I have often claimed that Eric Hoffer was the grandfather to my Mavellonialist philosophy. Both he and my father, Laurence Ramsey, had enormous, perhaps inexpressible influence upon my thinking.
Here is what Thomas Bethell wrote about Eric Hoffer in his biography, The Longshoreman Philsopher, on Hoffer, Page 4: “He had talent in abundance and was conscious of Henrik Ibsen’s claim that talent was more a duty than a property.”
This is exactly the view that I came up with on my own: all are talented, bursting with it: though some are more talented than others, all are remarkably gifted, even those with medically corroborated disabilities.
Under Mavellonialism, each person is born with talent and is called by God to develop that talent to its fullest extent, or as much as that individuating maverizer can accomplish—whichever comes first. This divine obligation ethically superimposed on each existing agent is a duty to be fulfilled, and it is a sin, to fail to answer the divine call, and follow up by obeying this command.
Bethell continues: “In one of his later notebooks, Hoffer wrote: ‘God has implanted in us the seeds of all greatness and it behooves us to see to it that the seeds germinate, grow, and come to flower. We must see learning and growing as a sort of worship. For God has implanted capacities and talents in us, and it is our sacred duty to finish God’s work.”
I had never read this before getting this biography but have written similar paragraphs elsewhere myself. I have often written that our lived, self-generated, self-constructed life of self-development is a living prayer, a personal, non-lethal sacrifice or gift of oneself and the products of one’s developed talents, as a present back to God being delivered by us.
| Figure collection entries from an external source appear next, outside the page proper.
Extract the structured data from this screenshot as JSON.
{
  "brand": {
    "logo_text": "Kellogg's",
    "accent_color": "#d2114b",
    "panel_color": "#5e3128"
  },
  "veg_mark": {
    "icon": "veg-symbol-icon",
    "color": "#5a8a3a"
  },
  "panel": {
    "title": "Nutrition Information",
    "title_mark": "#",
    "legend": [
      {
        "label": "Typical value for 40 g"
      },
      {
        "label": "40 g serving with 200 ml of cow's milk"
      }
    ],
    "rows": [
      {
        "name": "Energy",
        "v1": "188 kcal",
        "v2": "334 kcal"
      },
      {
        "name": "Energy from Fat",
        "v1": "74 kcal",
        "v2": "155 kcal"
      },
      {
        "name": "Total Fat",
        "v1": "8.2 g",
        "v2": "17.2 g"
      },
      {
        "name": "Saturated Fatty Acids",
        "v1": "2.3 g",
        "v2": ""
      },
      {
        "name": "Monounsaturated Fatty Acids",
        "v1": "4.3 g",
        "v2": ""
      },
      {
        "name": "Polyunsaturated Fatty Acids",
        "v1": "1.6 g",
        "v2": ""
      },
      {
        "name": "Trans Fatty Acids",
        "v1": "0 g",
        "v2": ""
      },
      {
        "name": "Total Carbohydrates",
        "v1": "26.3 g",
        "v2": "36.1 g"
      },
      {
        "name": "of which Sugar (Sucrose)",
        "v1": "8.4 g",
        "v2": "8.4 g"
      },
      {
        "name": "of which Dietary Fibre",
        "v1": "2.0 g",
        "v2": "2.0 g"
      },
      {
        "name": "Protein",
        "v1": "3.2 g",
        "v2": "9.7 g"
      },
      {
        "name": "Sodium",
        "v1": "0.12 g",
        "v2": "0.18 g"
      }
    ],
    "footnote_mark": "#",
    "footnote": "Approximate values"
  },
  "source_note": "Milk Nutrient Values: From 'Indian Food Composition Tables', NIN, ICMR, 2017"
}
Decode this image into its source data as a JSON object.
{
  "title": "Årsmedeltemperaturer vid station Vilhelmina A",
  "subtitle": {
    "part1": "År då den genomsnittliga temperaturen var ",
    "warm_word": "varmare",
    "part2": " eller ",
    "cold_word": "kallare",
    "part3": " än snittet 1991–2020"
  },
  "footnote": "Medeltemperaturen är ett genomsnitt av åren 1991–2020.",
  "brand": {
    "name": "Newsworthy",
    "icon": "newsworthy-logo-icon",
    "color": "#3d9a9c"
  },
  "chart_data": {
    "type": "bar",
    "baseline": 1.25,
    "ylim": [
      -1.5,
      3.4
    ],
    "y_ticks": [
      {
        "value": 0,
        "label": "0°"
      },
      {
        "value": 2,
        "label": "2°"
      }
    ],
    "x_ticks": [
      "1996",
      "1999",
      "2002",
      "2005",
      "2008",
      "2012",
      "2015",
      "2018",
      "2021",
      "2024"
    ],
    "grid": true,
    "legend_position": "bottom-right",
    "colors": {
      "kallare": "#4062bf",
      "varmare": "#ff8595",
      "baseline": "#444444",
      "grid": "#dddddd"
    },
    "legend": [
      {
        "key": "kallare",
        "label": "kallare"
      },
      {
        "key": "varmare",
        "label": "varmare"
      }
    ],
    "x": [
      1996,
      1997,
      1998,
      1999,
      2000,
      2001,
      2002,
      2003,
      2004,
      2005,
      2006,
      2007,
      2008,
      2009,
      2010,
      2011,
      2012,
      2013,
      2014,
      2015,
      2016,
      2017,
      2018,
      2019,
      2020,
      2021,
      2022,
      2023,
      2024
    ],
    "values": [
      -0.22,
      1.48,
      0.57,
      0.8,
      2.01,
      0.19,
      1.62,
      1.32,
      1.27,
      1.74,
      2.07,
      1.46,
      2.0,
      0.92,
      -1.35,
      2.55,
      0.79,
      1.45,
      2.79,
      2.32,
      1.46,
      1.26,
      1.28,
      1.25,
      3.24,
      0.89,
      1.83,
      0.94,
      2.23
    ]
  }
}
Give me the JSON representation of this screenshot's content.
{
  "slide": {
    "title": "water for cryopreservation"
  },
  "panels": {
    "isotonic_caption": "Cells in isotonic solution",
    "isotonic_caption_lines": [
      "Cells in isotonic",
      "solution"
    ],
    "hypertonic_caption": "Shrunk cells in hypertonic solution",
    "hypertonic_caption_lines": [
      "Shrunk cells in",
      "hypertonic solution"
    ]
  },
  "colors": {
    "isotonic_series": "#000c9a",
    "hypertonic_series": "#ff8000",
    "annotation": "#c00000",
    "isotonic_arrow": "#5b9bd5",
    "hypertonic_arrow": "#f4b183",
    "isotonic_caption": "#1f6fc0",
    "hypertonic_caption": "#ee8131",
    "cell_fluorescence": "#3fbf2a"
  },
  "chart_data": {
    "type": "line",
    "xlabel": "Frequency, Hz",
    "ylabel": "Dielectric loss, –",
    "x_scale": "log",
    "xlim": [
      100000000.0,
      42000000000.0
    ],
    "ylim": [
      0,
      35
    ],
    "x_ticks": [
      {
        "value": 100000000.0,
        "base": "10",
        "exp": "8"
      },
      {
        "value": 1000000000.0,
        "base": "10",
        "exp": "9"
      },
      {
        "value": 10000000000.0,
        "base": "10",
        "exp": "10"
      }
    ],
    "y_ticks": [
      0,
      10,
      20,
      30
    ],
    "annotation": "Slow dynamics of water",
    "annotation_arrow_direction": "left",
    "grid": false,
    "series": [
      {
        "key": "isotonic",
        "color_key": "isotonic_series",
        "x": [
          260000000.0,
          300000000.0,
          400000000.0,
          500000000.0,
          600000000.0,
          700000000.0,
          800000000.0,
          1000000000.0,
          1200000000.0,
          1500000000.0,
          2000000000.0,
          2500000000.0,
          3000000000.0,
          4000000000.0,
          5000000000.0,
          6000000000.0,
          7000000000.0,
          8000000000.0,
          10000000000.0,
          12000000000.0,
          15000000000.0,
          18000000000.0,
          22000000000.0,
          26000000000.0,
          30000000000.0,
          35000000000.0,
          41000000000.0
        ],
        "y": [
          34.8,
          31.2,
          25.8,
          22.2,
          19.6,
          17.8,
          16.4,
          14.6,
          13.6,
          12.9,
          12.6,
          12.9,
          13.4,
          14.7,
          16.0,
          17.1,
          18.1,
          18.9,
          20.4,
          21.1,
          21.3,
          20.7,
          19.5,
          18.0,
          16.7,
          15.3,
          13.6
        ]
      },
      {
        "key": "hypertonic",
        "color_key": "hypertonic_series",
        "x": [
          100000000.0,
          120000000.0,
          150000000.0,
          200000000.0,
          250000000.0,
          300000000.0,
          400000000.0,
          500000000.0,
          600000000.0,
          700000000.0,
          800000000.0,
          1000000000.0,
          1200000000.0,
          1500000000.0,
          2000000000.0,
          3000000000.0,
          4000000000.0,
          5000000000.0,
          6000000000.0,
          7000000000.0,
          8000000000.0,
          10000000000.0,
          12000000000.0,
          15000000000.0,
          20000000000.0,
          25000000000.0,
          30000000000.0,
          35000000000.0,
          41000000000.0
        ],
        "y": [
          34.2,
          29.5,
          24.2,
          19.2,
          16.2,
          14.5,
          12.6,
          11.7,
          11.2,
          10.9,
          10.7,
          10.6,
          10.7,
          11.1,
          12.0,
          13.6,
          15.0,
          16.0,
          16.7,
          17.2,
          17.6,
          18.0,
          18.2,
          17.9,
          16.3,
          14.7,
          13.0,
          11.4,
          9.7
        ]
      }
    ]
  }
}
Bethell continues: “In any consideration of his life, whether or not a used bookstore was his school or skid road his graduate school, these virtues will always shine through. He had the courage to stand alone.”
I too am a great soul, that stands largely alone. It goes with the territory, and this lonely journey is what all are called to live, leaving group-living and nonindividuating behind, or reduced to secondary priority status, the preference being individual-living and individuating.